Performance of four sources of cholesterol oxidase for serum cholesterol determination by the enzymatic endpoint method.

Clin Chim Acta 2004 Jan;339(1-2):135-45

Division of Clinical Chemistry, Department of Pathology, Faculty of Medicine, Ramathibodi Hospital, Mahidol University, Bangkok 10400, Thailand.

Background: Cholesterol oxidase is used for the determination of serum cholesterol. It can be derived from Streptomyces, Pseudomonas fluorescens, Cellulomonas, and Brevibacterium. This study compared the performance characteristics of four enzymes in the endpoint cholesterol determination.

Methods: Using the Mega analyzer, we studied assay optimization, linearity, precision, recovery, interference, stability, and compared 110 patient samples.

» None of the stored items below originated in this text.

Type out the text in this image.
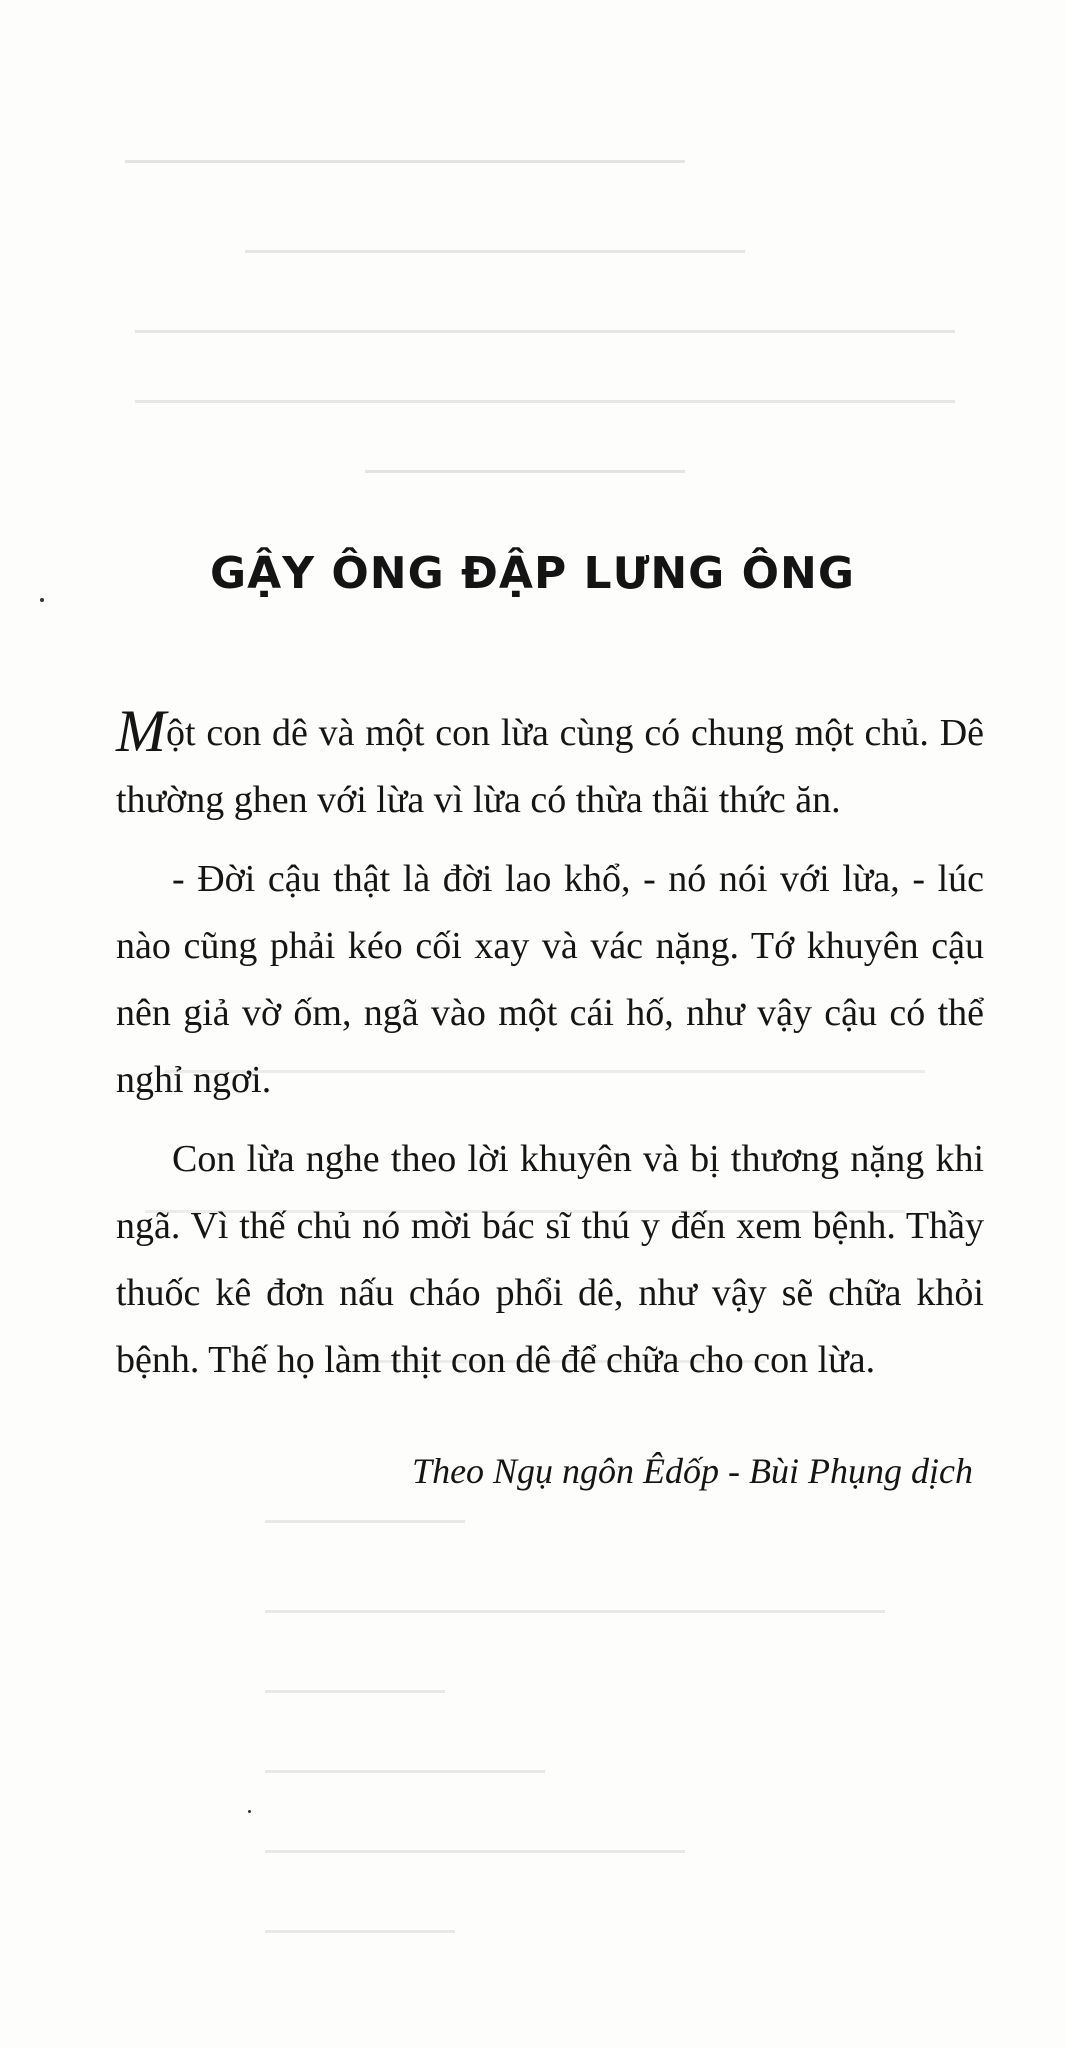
GẬY ÔNG ĐẬP LƯNG ÔNG

Một con dê và một con lừa cùng có chung một chủ. Dê thường ghen với lừa vì lừa có thừa thãi thức ăn.

- Đời cậu thật là đời lao khổ, - nó nói với lừa, - lúc nào cũng phải kéo cối xay và vác nặng. Tớ khuyên cậu nên giả vờ ốm, ngã vào một cái hố, như vậy cậu có thể nghỉ ngơi.

Con lừa nghe theo lời khuyên và bị thương nặng khi ngã. Vì thế chủ nó mời bác sĩ thú y đến xem bệnh. Thầy thuốc kê đơn nấu cháo phổi dê, như vậy sẽ chữa khỏi bệnh. Thế họ làm thịt con dê để chữa cho con lừa.

Theo Ngụ ngôn Êdốp - Bùi Phụng dịch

Results: The linearity for the four enzymes was up to 13.0 mmol/l at the optimal enzyme activity. The average within-run CVs ranged from 1.6% to 1.9% and between-day ranged from 2.8% to 3.0%, within the NCEP analytical criteria. The analytical recoveries obtained from four reagents ( approximately 96.5%) were excellent. The assays using these enzyme sources compared favorably with the commercial method and appeared accurate near the clinical decision cut-points. Hemoglobin concentration at 1.9 g/l interfered with the P. fluorescens cholesterol oxidase. Bilirubin caused a negative interference while lipemia generated a positive interference with all enzyme sources. Reagents were stable up to 6 weeks.

Conclusions: Streptomyces, Cellulomonas, and Brevibacterium were essentially analytically equivalent. Streptomyces and Cellulomonas cholesterol oxidase are one-quarter as expensive Brevibacterium. Cellulomonas is a new source of cholesterol oxidase for determining serum cholesterol by the endpoint method.